Su 48.292 aventi diritto, si sono espressi in 28.518

«Ro-do-tà, Ro-do-tà, Ro-do-tà», urlano i cittadini davanti a Montecitorio, poi a Piazza Santi Apostoli e al Colosseo. «Il popolo italiano vuole Rodotà», «è stato scelto dalla gente e non dai leader in una stanza chiusa», ripetono i manifestanti tra strada e tv. Poi lunedì mattina si apprende che il candidato presidente della Repubblica per il Movimento 5 stelle ha ottenuto 4.677 preferenze su un totale di 28.518 votanti alle Quirinarie organizzate dalla Casaleggio Associati.

Il dato ufficiale è fornito dal blog di Beppe Grillo dopo il pressing dell’opinione pubblica e un vespaio di polemiche su trasparenza e attacchi hacker. Anche nella conferenza stampa di domenica a Roma i giornalisti avevano chiesto al leader chiarimenti sui dati delle votazioni online, ricevendo il più classico dei «non lo so».

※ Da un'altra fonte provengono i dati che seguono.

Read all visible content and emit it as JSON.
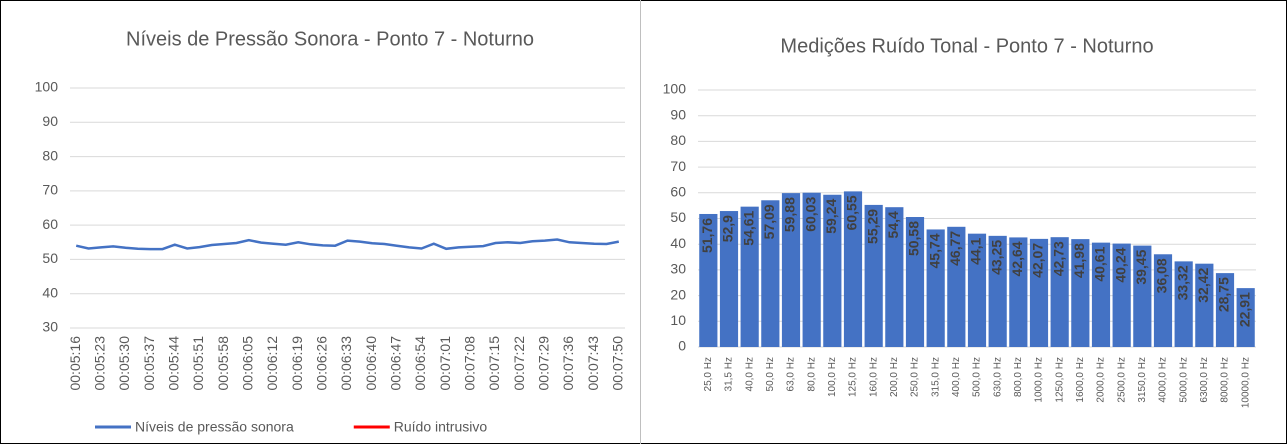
{
  "chart_data": [
    {
      "type": "line",
      "title": "Níveis de Pressão Sonora - Ponto 7 - Noturno",
      "categories": [
        "00:05:16",
        null,
        "00:05:23",
        null,
        "00:05:30",
        null,
        "00:05:37",
        null,
        "00:05:44",
        null,
        "00:05:51",
        null,
        "00:05:58",
        null,
        "00:06:05",
        null,
        "00:06:12",
        null,
        "00:06:19",
        null,
        "00:06:26",
        null,
        "00:06:33",
        null,
        "00:06:40",
        null,
        "00:06:47",
        null,
        "00:06:54",
        null,
        "00:07:01",
        null,
        "00:07:08",
        null,
        "00:07:15",
        null,
        "00:07:22",
        null,
        "00:07:29",
        null,
        "00:07:36",
        null,
        "00:07:43",
        null,
        "00:07:50"
      ],
      "series": [
        {
          "name": "Níveis de pressão sonora",
          "color": "#4472c4",
          "values": [
            54,
            53.2,
            53.5,
            53.8,
            53.4,
            53.1,
            53,
            53,
            54.3,
            53.2,
            53.6,
            54.2,
            54.5,
            54.8,
            55.6,
            54.9,
            54.6,
            54.3,
            55,
            54.4,
            54.1,
            54,
            55.5,
            55.2,
            54.7,
            54.5,
            54,
            53.5,
            53.2,
            54.6,
            53.1,
            53.5,
            53.7,
            53.9,
            54.8,
            55,
            54.8,
            55.3,
            55.5,
            55.8,
            55,
            54.8,
            54.6,
            54.5,
            55.2
          ]
        },
        {
          "name": "Ruído intrusivo",
          "color": "#ff0000",
          "values": [
            null,
            null,
            null,
            null,
            null,
            null,
            null,
            null,
            null,
            null,
            null,
            null,
            null,
            null,
            null,
            null,
            null,
            null,
            null,
            null,
            null,
            null,
            null,
            null,
            null,
            null,
            null,
            null,
            null,
            null,
            null,
            null,
            null,
            null,
            null,
            null,
            null,
            null,
            null,
            null,
            null,
            null,
            null,
            null,
            null
          ]
        }
      ],
      "ylim": [
        30,
        100
      ],
      "yticks": [
        30,
        40,
        50,
        60,
        70,
        80,
        90,
        100
      ],
      "grid": true,
      "legend": "bottom"
    },
    {
      "type": "bar",
      "title": "Medições Ruído Tonal - Ponto 7 - Noturno",
      "categories": [
        "25,0 Hz",
        "31,5 Hz",
        "40,0 Hz",
        "50,0 Hz",
        "63,0 Hz",
        "80,0 Hz",
        "100,0 Hz",
        "125,0 Hz",
        "160,0 Hz",
        "200,0 Hz",
        "250,0 Hz",
        "315,0 Hz",
        "400,0 Hz",
        "500,0 Hz",
        "630,0 Hz",
        "800,0 Hz",
        "1000,0 Hz",
        "1250,0 Hz",
        "1600,0 Hz",
        "2000,0 Hz",
        "2500,0 Hz",
        "3150,0 Hz",
        "4000,0 Hz",
        "5000,0 Hz",
        "6300,0 Hz",
        "8000,0 Hz",
        "10000,0 Hz"
      ],
      "values": [
        51.76,
        52.9,
        54.61,
        57.09,
        59.88,
        60.03,
        59.24,
        60.55,
        55.29,
        54.4,
        50.58,
        45.74,
        46.77,
        44.1,
        43.25,
        42.64,
        42.07,
        42.73,
        41.98,
        40.61,
        40.24,
        39.45,
        36.08,
        33.32,
        32.42,
        28.75,
        22.91
      ],
      "value_labels": [
        "51,76",
        "52,9",
        "54,61",
        "57,09",
        "59,88",
        "60,03",
        "59,24",
        "60,55",
        "55,29",
        "54,4",
        "50,58",
        "45,74",
        "46,77",
        "44,1",
        "43,25",
        "42,64",
        "42,07",
        "42,73",
        "41,98",
        "40,61",
        "40,24",
        "39,45",
        "36,08",
        "33,32",
        "32,42",
        "28,75",
        "22,91"
      ],
      "color": "#4472c4",
      "ylim": [
        0,
        100
      ],
      "yticks": [
        0,
        10,
        20,
        30,
        40,
        50,
        60,
        70,
        80,
        90,
        100
      ],
      "grid": true
    }
  ]
}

Trascorso il weekend e sbolliti i furori di piazza, Grillo twitta sarcastico: «Ecco gli attesissimi numeri delle Quirinarie» e ribadisce che «il processo dei due turni di voto è stato verificato dalla società di certificazione internazionale Dnv Business Assurance». La matematica parla chiaro: su 48.292 aventi diritto si sono espressi in 28.518, dunque il 59% del totale con un astensionismo pari al 41 per cento. Quasi una premonizione del risultato in Friuli Venezia Giulia.

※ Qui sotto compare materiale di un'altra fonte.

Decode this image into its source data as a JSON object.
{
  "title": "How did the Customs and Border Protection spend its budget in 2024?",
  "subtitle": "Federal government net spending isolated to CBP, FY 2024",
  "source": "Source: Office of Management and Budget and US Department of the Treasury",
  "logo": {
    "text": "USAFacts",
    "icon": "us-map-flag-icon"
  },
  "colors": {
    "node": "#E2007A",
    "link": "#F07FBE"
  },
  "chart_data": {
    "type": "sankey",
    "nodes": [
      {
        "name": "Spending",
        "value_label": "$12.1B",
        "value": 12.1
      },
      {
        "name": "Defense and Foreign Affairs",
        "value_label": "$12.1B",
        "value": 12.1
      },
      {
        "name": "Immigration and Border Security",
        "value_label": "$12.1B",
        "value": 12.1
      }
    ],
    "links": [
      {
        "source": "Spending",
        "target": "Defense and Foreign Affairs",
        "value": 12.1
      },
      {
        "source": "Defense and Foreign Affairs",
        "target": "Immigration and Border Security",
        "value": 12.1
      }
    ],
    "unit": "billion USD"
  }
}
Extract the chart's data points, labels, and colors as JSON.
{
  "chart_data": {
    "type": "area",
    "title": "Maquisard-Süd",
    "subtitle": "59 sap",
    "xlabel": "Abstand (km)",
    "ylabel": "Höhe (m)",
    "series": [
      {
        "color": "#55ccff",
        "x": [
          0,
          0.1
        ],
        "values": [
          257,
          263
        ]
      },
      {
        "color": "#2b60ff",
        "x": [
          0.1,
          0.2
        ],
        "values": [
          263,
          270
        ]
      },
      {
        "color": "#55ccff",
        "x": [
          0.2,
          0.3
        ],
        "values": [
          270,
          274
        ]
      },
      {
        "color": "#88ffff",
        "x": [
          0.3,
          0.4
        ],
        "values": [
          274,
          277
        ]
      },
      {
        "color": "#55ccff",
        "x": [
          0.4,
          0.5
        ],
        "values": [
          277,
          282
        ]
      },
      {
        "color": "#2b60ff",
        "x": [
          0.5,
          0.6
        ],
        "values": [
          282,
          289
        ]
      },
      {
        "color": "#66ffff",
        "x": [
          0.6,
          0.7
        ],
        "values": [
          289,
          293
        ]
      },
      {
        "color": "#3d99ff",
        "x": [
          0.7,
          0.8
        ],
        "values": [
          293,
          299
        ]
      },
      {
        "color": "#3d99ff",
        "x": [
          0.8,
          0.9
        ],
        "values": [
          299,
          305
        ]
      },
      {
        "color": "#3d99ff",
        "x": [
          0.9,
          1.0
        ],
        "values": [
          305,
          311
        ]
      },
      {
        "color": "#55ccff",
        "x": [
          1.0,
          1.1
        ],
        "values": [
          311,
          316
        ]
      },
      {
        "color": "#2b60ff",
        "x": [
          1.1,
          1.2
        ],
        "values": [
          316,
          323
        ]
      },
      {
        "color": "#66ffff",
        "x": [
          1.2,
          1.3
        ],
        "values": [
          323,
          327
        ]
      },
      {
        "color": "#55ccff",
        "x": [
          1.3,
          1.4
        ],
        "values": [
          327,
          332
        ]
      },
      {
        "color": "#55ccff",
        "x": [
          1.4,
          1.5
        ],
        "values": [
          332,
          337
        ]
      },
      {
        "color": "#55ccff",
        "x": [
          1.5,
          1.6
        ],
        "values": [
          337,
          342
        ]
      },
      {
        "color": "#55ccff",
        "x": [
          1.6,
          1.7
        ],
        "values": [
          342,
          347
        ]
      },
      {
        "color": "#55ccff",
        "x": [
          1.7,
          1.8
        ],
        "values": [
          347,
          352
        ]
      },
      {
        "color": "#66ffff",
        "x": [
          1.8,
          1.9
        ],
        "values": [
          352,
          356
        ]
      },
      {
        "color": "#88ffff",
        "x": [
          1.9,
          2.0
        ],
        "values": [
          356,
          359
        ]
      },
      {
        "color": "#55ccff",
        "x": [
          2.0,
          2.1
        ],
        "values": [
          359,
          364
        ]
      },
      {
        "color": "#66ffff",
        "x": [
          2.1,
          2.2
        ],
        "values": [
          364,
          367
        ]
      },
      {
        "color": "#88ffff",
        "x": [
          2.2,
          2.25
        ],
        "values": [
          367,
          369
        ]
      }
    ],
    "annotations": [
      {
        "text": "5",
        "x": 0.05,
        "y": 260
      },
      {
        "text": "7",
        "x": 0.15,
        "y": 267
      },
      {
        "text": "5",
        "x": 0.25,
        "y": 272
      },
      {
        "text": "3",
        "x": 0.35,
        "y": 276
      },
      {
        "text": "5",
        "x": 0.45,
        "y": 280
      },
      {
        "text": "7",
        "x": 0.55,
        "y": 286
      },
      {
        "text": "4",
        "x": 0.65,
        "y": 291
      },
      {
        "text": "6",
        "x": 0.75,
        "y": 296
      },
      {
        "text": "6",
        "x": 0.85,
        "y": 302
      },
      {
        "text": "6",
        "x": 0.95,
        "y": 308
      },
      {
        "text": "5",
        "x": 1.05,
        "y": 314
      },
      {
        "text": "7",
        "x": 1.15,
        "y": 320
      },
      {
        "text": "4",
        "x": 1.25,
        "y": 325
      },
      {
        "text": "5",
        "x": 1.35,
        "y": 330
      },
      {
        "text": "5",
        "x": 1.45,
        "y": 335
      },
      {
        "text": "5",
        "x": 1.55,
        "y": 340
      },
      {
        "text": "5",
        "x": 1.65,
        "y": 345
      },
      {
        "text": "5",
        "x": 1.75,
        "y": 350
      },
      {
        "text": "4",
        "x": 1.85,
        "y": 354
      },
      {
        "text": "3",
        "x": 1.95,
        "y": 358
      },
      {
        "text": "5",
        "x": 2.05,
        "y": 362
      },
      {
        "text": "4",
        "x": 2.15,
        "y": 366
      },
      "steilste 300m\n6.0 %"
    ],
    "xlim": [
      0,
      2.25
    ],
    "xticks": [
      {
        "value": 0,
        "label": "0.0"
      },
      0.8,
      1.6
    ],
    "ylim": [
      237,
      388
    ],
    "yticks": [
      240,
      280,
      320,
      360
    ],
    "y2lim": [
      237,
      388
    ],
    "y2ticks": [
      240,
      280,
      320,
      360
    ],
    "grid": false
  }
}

La top ten scelta dagli attivisti sancisce la vittoria di Milena Gabanelli, prima classificata con 5.796 preferenze. Dietro di lei Gino Strada con 4.938 voti e Stefano Rodotà, a 4677. Alla luce del diniego dei primi due, la candidatura era piombata proprio sul giurista, il cui nome ha smosso mari e monti in un weekend di forte tensione politica. Giù dal podio delle Quirinarie seguono Zagrebelsky (4.335), Imposimato (2.476), Bonino (2.200), Caselli (1.761) e Prodi (1.934). Chiude la classfica Dario Fo, fermo a 941 preferenze.

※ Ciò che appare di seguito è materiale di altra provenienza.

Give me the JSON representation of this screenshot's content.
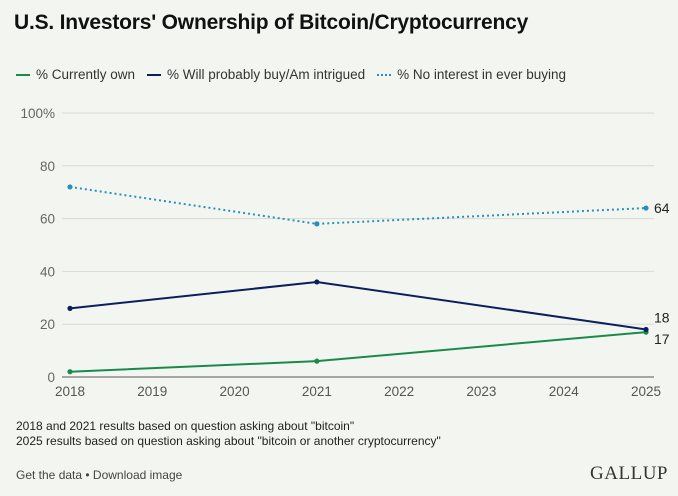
{
  "title": "U.S. Investors' Ownership of Bitcoin/Cryptocurrency",
  "legend": [
    {
      "label": "% Currently own",
      "color": "#1a8a4a",
      "style": "solid"
    },
    {
      "label": "% Will probably buy/Am intrigued",
      "color": "#0c1f5c",
      "style": "solid"
    },
    {
      "label": "% No interest in ever buying",
      "color": "#2a8fbf",
      "style": "dotted"
    }
  ],
  "chart_data": {
    "type": "line",
    "title": "U.S. Investors' Ownership of Bitcoin/Cryptocurrency",
    "xlabel": "",
    "ylabel": "",
    "x": [
      2018,
      2019,
      2020,
      2021,
      2022,
      2023,
      2024,
      2025
    ],
    "x_tick_labels": [
      "2018",
      "2019",
      "2020",
      "2021",
      "2022",
      "2023",
      "2024",
      "2025"
    ],
    "ylim": [
      0,
      100
    ],
    "y_ticks": [
      0,
      20,
      40,
      60,
      80,
      100
    ],
    "y_tick_labels": [
      "0",
      "20",
      "40",
      "60",
      "80",
      "100%"
    ],
    "grid": true,
    "legend_position": "top",
    "series": [
      {
        "name": "% Currently own",
        "color": "#1a8a4a",
        "dash": "solid",
        "points": [
          {
            "x": 2018,
            "y": 2
          },
          {
            "x": 2021,
            "y": 6
          },
          {
            "x": 2025,
            "y": 17
          }
        ],
        "end_label": "17"
      },
      {
        "name": "% Will probably buy/Am intrigued",
        "color": "#0c1f5c",
        "dash": "solid",
        "points": [
          {
            "x": 2018,
            "y": 26
          },
          {
            "x": 2021,
            "y": 36
          },
          {
            "x": 2025,
            "y": 18
          }
        ],
        "end_label": "18"
      },
      {
        "name": "% No interest in ever buying",
        "color": "#2a8fbf",
        "dash": "dotted",
        "points": [
          {
            "x": 2018,
            "y": 72
          },
          {
            "x": 2021,
            "y": 58
          },
          {
            "x": 2025,
            "y": 64
          }
        ],
        "end_label": "64"
      }
    ]
  },
  "footnotes": [
    "2018 and 2021 results based on question asking about \"bitcoin\"",
    "2025 results based on question asking about \"bitcoin or another cryptocurrency\""
  ],
  "footer": {
    "get_data": "Get the data",
    "separator": " • ",
    "download": "Download image",
    "brand": "GALLUP"
  }
}
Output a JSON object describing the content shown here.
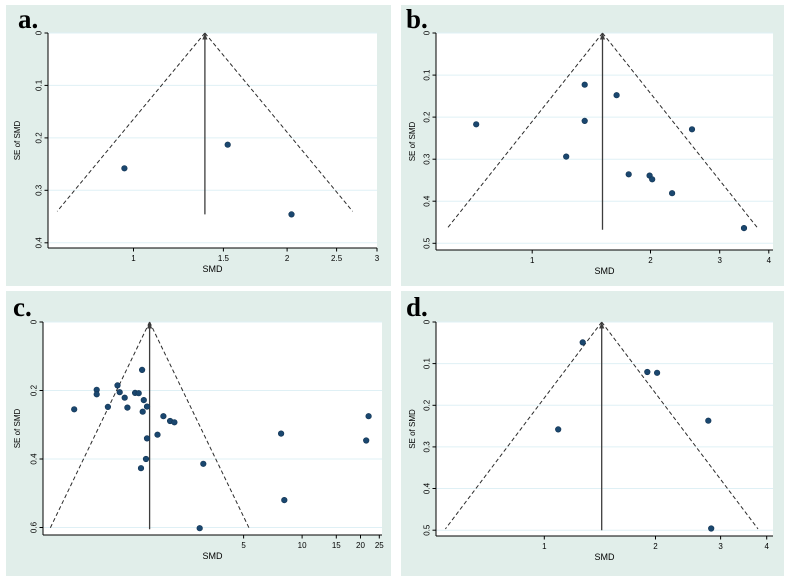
{
  "figure": {
    "background": "#ffffff",
    "panel_background": "#e1eeea",
    "plot_background": "#ffffff",
    "gridline_color": "#dff0f5",
    "axis_color": "#000000",
    "dashed_line_color": "#2b2b2b",
    "center_line_color": "#3d3d3d",
    "dot_color": "#1a476f",
    "dot_edge_color": "#123352"
  },
  "chart_data": [
    {
      "id": "a",
      "label": "a.",
      "type": "scatter",
      "subtype": "funnel-plot",
      "xlabel": "SMD",
      "ylabel": "SE of SMD",
      "x_scale": "log",
      "x_domain": [
        0.68,
        3.0
      ],
      "y_domain": [
        0,
        0.41
      ],
      "x_ticks": [
        {
          "v": 1,
          "t": "1"
        },
        {
          "v": 1.5,
          "t": "1.5"
        },
        {
          "v": 2,
          "t": "2"
        },
        {
          "v": 2.5,
          "t": "2.5"
        },
        {
          "v": 3,
          "t": "3"
        }
      ],
      "y_ticks": [
        {
          "v": 0,
          "t": "0"
        },
        {
          "v": 0.1,
          "t": "0.1"
        },
        {
          "v": 0.2,
          "t": "0.2"
        },
        {
          "v": 0.3,
          "t": "0.3"
        },
        {
          "v": 0.4,
          "t": "0.4"
        }
      ],
      "center": 1.38,
      "se_max": 0.34,
      "line_bottom": 0.346,
      "points": [
        [
          0.96,
          0.258
        ],
        [
          1.53,
          0.213
        ],
        [
          2.04,
          0.346
        ]
      ]
    },
    {
      "id": "b",
      "label": "b.",
      "type": "scatter",
      "subtype": "funnel-plot",
      "xlabel": "SMD",
      "ylabel": "SE of SMD",
      "x_scale": "log",
      "x_domain": [
        0.569,
        4.1
      ],
      "y_domain": [
        0,
        0.516
      ],
      "x_ticks": [
        {
          "v": 1,
          "t": "1"
        },
        {
          "v": 2,
          "t": "2"
        },
        {
          "v": 3,
          "t": "3"
        },
        {
          "v": 4,
          "t": "4"
        }
      ],
      "y_ticks": [
        {
          "v": 0,
          "t": "0"
        },
        {
          "v": 0.1,
          "t": "0.1"
        },
        {
          "v": 0.2,
          "t": "0.2"
        },
        {
          "v": 0.3,
          "t": "0.3"
        },
        {
          "v": 0.4,
          "t": "0.4"
        },
        {
          "v": 0.5,
          "t": "0.5"
        }
      ],
      "center": 1.51,
      "se_max": 0.464,
      "line_bottom": 0.468,
      "points": [
        [
          0.72,
          0.217
        ],
        [
          1.36,
          0.123
        ],
        [
          1.64,
          0.148
        ],
        [
          1.36,
          0.209
        ],
        [
          1.22,
          0.294
        ],
        [
          1.76,
          0.336
        ],
        [
          1.99,
          0.339
        ],
        [
          2.02,
          0.348
        ],
        [
          2.27,
          0.381
        ],
        [
          2.55,
          0.229
        ],
        [
          3.46,
          0.464
        ]
      ]
    },
    {
      "id": "c",
      "label": "c.",
      "type": "scatter",
      "subtype": "funnel-plot",
      "xlabel": "SMD",
      "ylabel": "SE of SMD",
      "x_scale": "log",
      "x_domain": [
        0.463,
        25.8
      ],
      "y_domain": [
        0,
        0.622
      ],
      "x_ticks": [
        {
          "v": 5,
          "t": "5"
        },
        {
          "v": 10,
          "t": "10"
        },
        {
          "v": 15,
          "t": "15"
        },
        {
          "v": 20,
          "t": "20"
        },
        {
          "v": 25,
          "t": "25"
        }
      ],
      "y_ticks": [
        {
          "v": 0,
          "t": "0"
        },
        {
          "v": 0.2,
          "t": "0.2"
        },
        {
          "v": 0.4,
          "t": "0.4"
        },
        {
          "v": 0.6,
          "t": "0.6"
        }
      ],
      "center": 1.64,
      "se_max": 0.603,
      "line_bottom": 0.605,
      "points": [
        [
          0.67,
          0.255
        ],
        [
          0.875,
          0.198
        ],
        [
          0.875,
          0.211
        ],
        [
          1.0,
          0.248
        ],
        [
          1.12,
          0.185
        ],
        [
          1.15,
          0.205
        ],
        [
          1.22,
          0.221
        ],
        [
          1.26,
          0.25
        ],
        [
          1.38,
          0.207
        ],
        [
          1.44,
          0.208
        ],
        [
          1.5,
          0.14
        ],
        [
          1.53,
          0.228
        ],
        [
          1.51,
          0.262
        ],
        [
          1.59,
          0.247
        ],
        [
          1.59,
          0.34
        ],
        [
          1.57,
          0.4
        ],
        [
          1.48,
          0.427
        ],
        [
          1.8,
          0.329
        ],
        [
          1.93,
          0.275
        ],
        [
          2.09,
          0.289
        ],
        [
          2.2,
          0.293
        ],
        [
          2.97,
          0.602
        ],
        [
          3.1,
          0.414
        ],
        [
          7.8,
          0.326
        ],
        [
          8.1,
          0.52
        ],
        [
          21.4,
          0.346
        ],
        [
          22.0,
          0.275
        ]
      ]
    },
    {
      "id": "d",
      "label": "d.",
      "type": "scatter",
      "subtype": "funnel-plot",
      "xlabel": "SMD",
      "ylabel": "SE of SMD",
      "x_scale": "log",
      "x_domain": [
        0.509,
        4.16
      ],
      "y_domain": [
        0,
        0.514
      ],
      "x_ticks": [
        {
          "v": 1,
          "t": "1"
        },
        {
          "v": 2,
          "t": "2"
        },
        {
          "v": 3,
          "t": "3"
        },
        {
          "v": 4,
          "t": "4"
        }
      ],
      "y_ticks": [
        {
          "v": 0,
          "t": "0"
        },
        {
          "v": 0.1,
          "t": "0.1"
        },
        {
          "v": 0.2,
          "t": "0.2"
        },
        {
          "v": 0.3,
          "t": "0.3"
        },
        {
          "v": 0.4,
          "t": "0.4"
        },
        {
          "v": 0.5,
          "t": "0.5"
        }
      ],
      "center": 1.43,
      "se_max": 0.497,
      "line_bottom": 0.5,
      "points": [
        [
          1.27,
          0.049
        ],
        [
          1.9,
          0.12
        ],
        [
          2.02,
          0.122
        ],
        [
          1.09,
          0.258
        ],
        [
          2.78,
          0.237
        ],
        [
          2.83,
          0.496
        ]
      ]
    }
  ]
}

I numeri di Rodotà pongono ora qualche dubbio sul battage mediatico degli ultimi giorni e sul sovradimensionamento della sua candidatura, per la quale sembrava saldarsi una convergenza a furor di popolo tra base, opinione pubblica ed elite culturali. Eppure l’ex presidente del Pds è stato scelto da 4.677 persone, «meno del tetto degli amici che si possono avere su Facebook». Gli interrogativi ora sono inevitabili: se i dati fossero stati resi pubblici nei giorni cruciali, le cose sarebbero andate allo stesso modo? E Rodotà era a conoscenza dei numeri che lo hanno incoronato? Chissà, ma sensazione è riassumibile nel titolo di una celebre commedia shakespeariana: molto rumore per nulla.